Secondly, so many wines are made at custom crush and other shared facilities that using natural yeasts isn’t always an option. With synthetic or other chosen yeasts around in such large quantities, it’s impossible to keep them completely separated.
Dashe doesn’t have either issue since the facility in Oakland is a working winery of their own and they get to choose who gets to use the facility with them. With two highly trained winemakers on staff, who both own the business, it makes sense that no amount of attention is going to bother them.
In any case, I applaud Dashe for crafting a series of Les Enfants wines. Currently they have a Zinfandel as well as a Grenache available from that line, both underpriced in my estimation given the work involved and quality of the wines, at $24.

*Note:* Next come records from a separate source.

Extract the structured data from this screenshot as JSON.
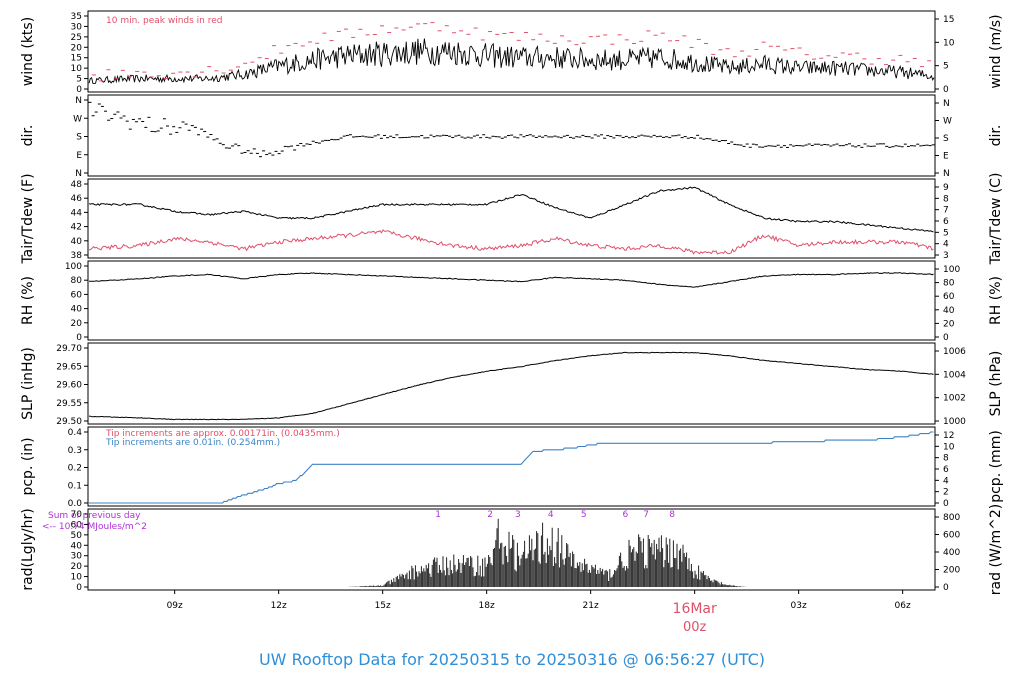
{
  "title": "UW Rooftop Data for 20250315  to  20250316 @ 06:56:27  (UTC)",
  "colors": {
    "black": "#000000",
    "red": "#e0506a",
    "blue": "#3b83c8",
    "purple": "#b030d8",
    "title": "#2f8fd8"
  },
  "x_ticks": [
    "09z",
    "12z",
    "15z",
    "18z",
    "21z",
    "00z",
    "03z",
    "06z"
  ],
  "day_marker": {
    "date": "16Mar",
    "time": "00z"
  },
  "panels": [
    {
      "id": "wind",
      "left_label": "wind (kts)",
      "right_label": "wind (m/s)",
      "left_ticks": [
        "35",
        "30",
        "25",
        "20",
        "15",
        "10",
        "5",
        "0"
      ],
      "right_ticks": [
        "15",
        "10",
        "5",
        "0"
      ],
      "note": "10 min. peak winds in red"
    },
    {
      "id": "dir",
      "left_label": "dir.",
      "right_label": "dir.",
      "left_ticks": [
        "N",
        "W",
        "S",
        "E",
        "N"
      ],
      "right_ticks": [
        "N",
        "W",
        "S",
        "E",
        "N"
      ]
    },
    {
      "id": "temp",
      "left_label": "Tair/Tdew (F)",
      "right_label": "Tair/Tdew (C)",
      "left_ticks": [
        "48",
        "46",
        "44",
        "42",
        "40",
        "38"
      ],
      "right_ticks": [
        "9",
        "8",
        "7",
        "6",
        "5",
        "4",
        "3"
      ]
    },
    {
      "id": "rh",
      "left_label": "RH (%)",
      "right_label": "RH (%)",
      "left_ticks": [
        "100",
        "80",
        "60",
        "40",
        "20",
        "0"
      ],
      "right_ticks": [
        "100",
        "80",
        "60",
        "40",
        "20",
        "0"
      ]
    },
    {
      "id": "slp",
      "left_label": "SLP (inHg)",
      "right_label": "SLP (hPa)",
      "left_ticks": [
        "29.70",
        "29.65",
        "29.60",
        "29.55",
        "29.50"
      ],
      "right_ticks": [
        "1006",
        "1004",
        "1002",
        "1000"
      ]
    },
    {
      "id": "pcp",
      "left_label": "pcp. (in)",
      "right_label": "pcp. (mm)",
      "left_ticks": [
        "0.4",
        "0.3",
        "0.2",
        "0.1",
        "0.0"
      ],
      "right_ticks": [
        "12",
        "10",
        "8",
        "6",
        "4",
        "2",
        "0"
      ],
      "note1": "Tip increments are approx. 0.00171in. (0.0435mm.)",
      "note2": "Tip increments are 0.01in. (0.254mm.)"
    },
    {
      "id": "rad",
      "left_label": "rad(Lgly/hr)",
      "right_label": "rad (W/m^2)",
      "left_ticks": [
        "70",
        "60",
        "50",
        "40",
        "30",
        "20",
        "10",
        "0"
      ],
      "right_ticks": [
        "800",
        "600",
        "400",
        "200",
        "0"
      ],
      "note1": "Sum of previous day",
      "note2": "<-- 10.74 MJoules/m^2",
      "uv_labels": [
        "1",
        "2",
        "3",
        "4",
        "5",
        "6",
        "7",
        "8"
      ]
    }
  ],
  "chart_data": [
    {
      "type": "line",
      "panel": "wind",
      "xlabel": "",
      "ylabel": "wind (kts)",
      "ylim": [
        0,
        35
      ],
      "x": [
        "06:30z",
        "08:00z",
        "09:00z",
        "10:00z",
        "11:00z",
        "12:00z",
        "13:00z",
        "14:00z",
        "15:00z",
        "16:00z",
        "17:00z",
        "18:00z",
        "19:00z",
        "20:00z",
        "21:00z",
        "22:00z",
        "23:00z",
        "00:00z",
        "01:00z",
        "02:00z",
        "03:00z",
        "04:00z",
        "05:00z",
        "06:00z",
        "06:56z"
      ],
      "series": [
        {
          "values": [
            4,
            5,
            5,
            5,
            7,
            11,
            14,
            16,
            17,
            18,
            18,
            16,
            15,
            15,
            14,
            14,
            15,
            13,
            10,
            12,
            10,
            10,
            9,
            8,
            6
          ]
        },
        {
          "name": "10 min. peak winds in red",
          "values": [
            6,
            8,
            8,
            9,
            12,
            19,
            24,
            26,
            29,
            30,
            30,
            26,
            25,
            24,
            24,
            24,
            26,
            22,
            17,
            20,
            17,
            16,
            15,
            14,
            11
          ]
        }
      ]
    },
    {
      "type": "scatter",
      "panel": "dir",
      "ylim": [
        "N",
        "N"
      ],
      "x": [
        "06:30z",
        "07:30z",
        "08:30z",
        "09:30z",
        "10:30z",
        "11:30z",
        "12:30z",
        "14:00z",
        "16:00z",
        "18:00z",
        "20:00z",
        "22:00z",
        "00:00z",
        "01:30z",
        "03:00z",
        "05:00z",
        "06:56z"
      ],
      "values": [
        "NW",
        "W",
        "SW",
        "SW",
        "SE",
        "E",
        "SE",
        "S",
        "S",
        "S",
        "S",
        "S",
        "S",
        "SE",
        "SE",
        "SE",
        "SE"
      ]
    },
    {
      "type": "line",
      "panel": "temp",
      "ylim": [
        37,
        48
      ],
      "x": [
        "06:30z",
        "08:00z",
        "09:00z",
        "10:00z",
        "11:00z",
        "12:00z",
        "13:00z",
        "14:00z",
        "15:00z",
        "16:00z",
        "17:00z",
        "18:00z",
        "19:00z",
        "20:00z",
        "21:00z",
        "22:00z",
        "23:00z",
        "00:00z",
        "01:00z",
        "02:00z",
        "03:00z",
        "04:00z",
        "05:00z",
        "06:00z",
        "06:56z"
      ],
      "series": [
        {
          "name": "Tair",
          "values": [
            45,
            45,
            44,
            43.5,
            44,
            43,
            43,
            44,
            45,
            45,
            45,
            45,
            46.5,
            44.5,
            43,
            45,
            47,
            47.5,
            45,
            43,
            42.5,
            42.5,
            42,
            41.5,
            41
          ]
        },
        {
          "name": "Tdew",
          "values": [
            38.5,
            39,
            40,
            39.5,
            38.5,
            39.5,
            40,
            40.5,
            41,
            40,
            39,
            38.5,
            39,
            40,
            39,
            38.5,
            39,
            38,
            38,
            40.5,
            39,
            39.5,
            39.5,
            39.5,
            38.5
          ]
        }
      ]
    },
    {
      "type": "line",
      "panel": "rh",
      "ylim": [
        0,
        100
      ],
      "x": [
        "06:30z",
        "08:00z",
        "09:00z",
        "10:00z",
        "11:00z",
        "12:00z",
        "13:00z",
        "14:00z",
        "15:00z",
        "16:00z",
        "17:00z",
        "18:00z",
        "19:00z",
        "20:00z",
        "21:00z",
        "22:00z",
        "23:00z",
        "00:00z",
        "01:00z",
        "02:00z",
        "03:00z",
        "04:00z",
        "05:00z",
        "06:00z",
        "06:56z"
      ],
      "values": [
        78,
        82,
        86,
        88,
        82,
        88,
        90,
        88,
        86,
        84,
        82,
        80,
        78,
        84,
        82,
        80,
        74,
        70,
        78,
        86,
        88,
        88,
        90,
        90,
        88
      ]
    },
    {
      "type": "line",
      "panel": "slp",
      "ylabel": "SLP (inHg)",
      "ylim": [
        29.49,
        29.74
      ],
      "x": [
        "06:30z",
        "08:00z",
        "09:00z",
        "10:00z",
        "11:00z",
        "12:00z",
        "13:00z",
        "14:00z",
        "15:00z",
        "16:00z",
        "17:00z",
        "18:00z",
        "19:00z",
        "20:00z",
        "21:00z",
        "22:00z",
        "23:00z",
        "00:00z",
        "01:00z",
        "02:00z",
        "03:00z",
        "04:00z",
        "05:00z",
        "06:00z",
        "06:56z"
      ],
      "values": [
        29.51,
        29.505,
        29.5,
        29.5,
        29.5,
        29.505,
        29.52,
        29.55,
        29.58,
        29.61,
        29.635,
        29.655,
        29.67,
        29.69,
        29.705,
        29.715,
        29.715,
        29.715,
        29.705,
        29.69,
        29.68,
        29.67,
        29.66,
        29.655,
        29.645
      ]
    },
    {
      "type": "line",
      "panel": "pcp",
      "ylim": [
        0,
        0.45
      ],
      "x": [
        "06:30z",
        "10:20z",
        "11:00z",
        "11:30z",
        "12:00z",
        "12:30z",
        "13:00z",
        "15:00z",
        "17:00z",
        "19:00z",
        "19:20z",
        "20:30z",
        "21:00z",
        "21:20z",
        "22:30z",
        "02:00z",
        "02:30z",
        "05:00z",
        "06:00z",
        "06:56z"
      ],
      "series": [
        {
          "name": "Tip increments are 0.01in. (0.254mm.)",
          "values": [
            0.0,
            0.0,
            0.05,
            0.08,
            0.12,
            0.14,
            0.24,
            0.24,
            0.24,
            0.24,
            0.32,
            0.34,
            0.36,
            0.37,
            0.37,
            0.37,
            0.38,
            0.39,
            0.41,
            0.44
          ]
        }
      ]
    },
    {
      "type": "bar",
      "panel": "rad",
      "ylabel": "rad(Lgly/hr)",
      "ylim": [
        0,
        70
      ],
      "x": [
        "06:30z",
        "13:00z",
        "14:00z",
        "15:00z",
        "16:00z",
        "17:00z",
        "18:00z",
        "18:20z",
        "19:00z",
        "19:40z",
        "20:00z",
        "20:30z",
        "21:00z",
        "21:30z",
        "22:00z",
        "22:30z",
        "23:00z",
        "23:30z",
        "00:00z",
        "00:30z",
        "01:00z",
        "01:30z",
        "06:56z"
      ],
      "values": [
        0,
        0,
        0,
        2,
        22,
        30,
        28,
        62,
        38,
        60,
        55,
        32,
        25,
        15,
        40,
        48,
        45,
        50,
        22,
        8,
        2,
        0,
        0
      ]
    }
  ]
}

Lastly, since I know a number of our readers do like white wine more so than red-Dashe does craft a range of white wines including Riesling and Vin Gris. Although I find there to be more red wines than I could ever enjoy being produced on site, the dry Alsace style of Riesling is an interesting choice. I’m seeing that style of Riesling being produced by more and more wineries sourcing grapes from Sonoma. If you’re a wine drinker ready for a bit of an adventure, especially if you don’t love oaky Chardonnay, give the Riesling a try.